'It's an end to wondering' her fate Discover of body clears up mystery for grieving family

THE BALTIMORE SUN

LIGNUM, Va. -- As Virginia state troopers hunt for a mysterious motorist they believe is a psychopathic killer, ttTC decomposed body found in a secluded makeshift grave was identified officially yesterday as that of a missing Johns Hopkins University graduate student abducted from the highway.

The nine-week search for Alicia Showalter Reynolds ended Tuesday afternoon when a worker for a logging company spotted buzzards circling above a section of deep forest in this tiny rural town, about 15 miles southeast of where Reynolds was last seen.

"He went to investigate and found her," said a state police spokeswoman, Lucy Caldwell, as dozens of troopers were brought in by the truckload to comb the scene for evidence. "We have 50 state police looking for clues as to who put Ms. Reynolds here."

Investigators, who have been stumped since the 25-year-old Baltimore resident disappeared March 2, said the killer covered her body with sticks and pine tree branches about 30 feet off a lonely gravel road used primarily by woodcutters.

Reynolds' clothes, boots and rings were found with her, a relative was told by the police.

Authorities would not disclose how Reynolds died or how long they think she had been dead, although they said they had received dozens of phone tips since announcing the body's discovery.

"Hopefully, we'll make an arrest soon," Caldwell said. "We have more information today, more leads to work on."

Mark Reynolds, the victim's husband, who drove to Virginia Tuesday from their Baltimore home on learning that a body had been found, said yesterday that he thanked God for finally putting an end to one part of the mystery: his wife's fate.

"It's an end to wondering where she is. I still hadn't unpacked the bag of her clothes I had waiting for her by the door in case she was found alive," he said. "It's a horrible, terrible tragedy, but it's not something God did. It's something this terrible person did."

Closure at last

Her father, Harley Showalter of Harrisonburg, Va., a devout Mennonite, said the family had been praying for some sort of closure. The discovery of the body is an answer to those prayers, he said.

"Thank God for buzzards," Showalter said. "Were it not for the vultures, perhaps we would have never found Alicia."

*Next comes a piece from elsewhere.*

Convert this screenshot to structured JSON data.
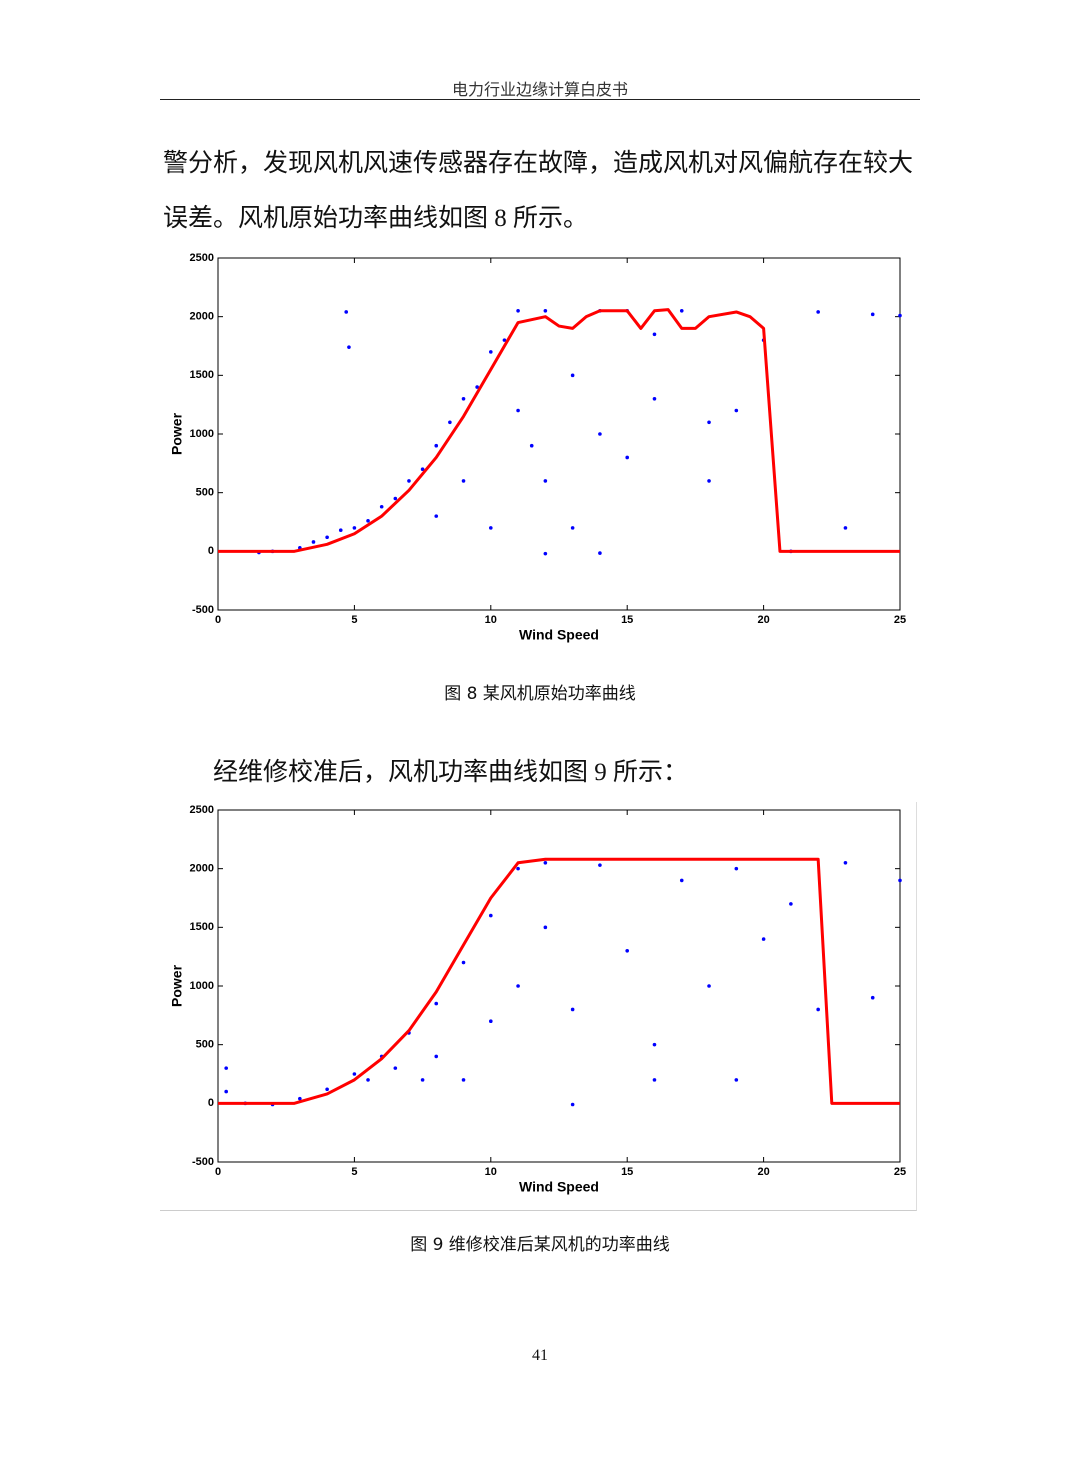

Reynolds, a gifted fourth-year doctoral student in the Hopkins pharmacology program, was last seen on the roadside of U.S. 29 near Culpeper. She had been traveling alone to Charlottesville to meet her mother when a man in a pickup is believed to have waved her to the side of the road and convinced her something was wrong with her car.

Passing motorists later reported seeing her get into a dark-colored or dark green pickup with the man, who has been dubbed "the Route 29 stalker" by local residents. Police say the same man is suspected of using a Good Samaritan ploy with about 20 other women in the Culpeper area, some of whom accepted rides to garages with him.

But nothing was wrong with their cars, the women later found. Curiously, the man made no advances toward those women, leading investigators to surmise that he may have been building up his nerve or looking for a specific type of woman to take his scenario a menacing step further.

Other women who got into the man's truck described him as polite and gentlemanly in his approach, police said. Typically, he flashed his lights or yelled from a nearby lane, claiming to see sparks or smoke coming from their cars.

Once the women pulled over, he told them their cars were unsafe to drive and offered them rides. But his demeanor apparently changed when he got a woman to agree to go with him.

Change in demeanor

A woman who works at a local motel and accepted a ride with him told investigators that the stranger became "nervous and fidgety" in the truck and seemed intent on getting her to lean forward in the seat, asking her to locate a map he had lost somewhere on the floor. He also asked her numerous personal questions about herself, she said.

In her case, She was dropped off at a garage unharmed. The man's nature remains a puzzle to investigators, according to Caldwell, who said the FBI is assisting the police in drawing a psychological profile of him.

Since March 2, however, neither the killer nor the truck has been spotted.

"Everybody in town has been keeping an eye out for that dark green truck. It's like he just vanished," said Andy Whitacre, a Culpeper resident who was talking with several other townsfolk at a local convenience store about the murder.

Choice of road

The killer's selection of the remote logging road, where acres of woodland are harvested for pulp, would seem to suggest some familiarity with the area. The only building along the road is a home for abused children, that has been in operation three years. The body was found less than half a mile from it.

But Caldwell said police are not convinced the man is a local resident. "He could have been just driving around looking for an isolated road. You could find it, whether you knew it was here or not," she said.

Family milestones

Alicia Reynolds' mother, Sadie Showalter, said the discovery of the body comes at a time when the family is preparing for some important milestones. Alicia's twin brother, Patrick, is to be married next month, and is graduating from Vanderbilt University Medical School next week.

Alicia's younger sister, Barbara Showalter, is graduating from Goshen College in Indiana.

"I hoped for some type of word on what happened. The whole family didn't know whether to mourn or hope that she might be coming back to us," her mother said. "At least now we know where she is."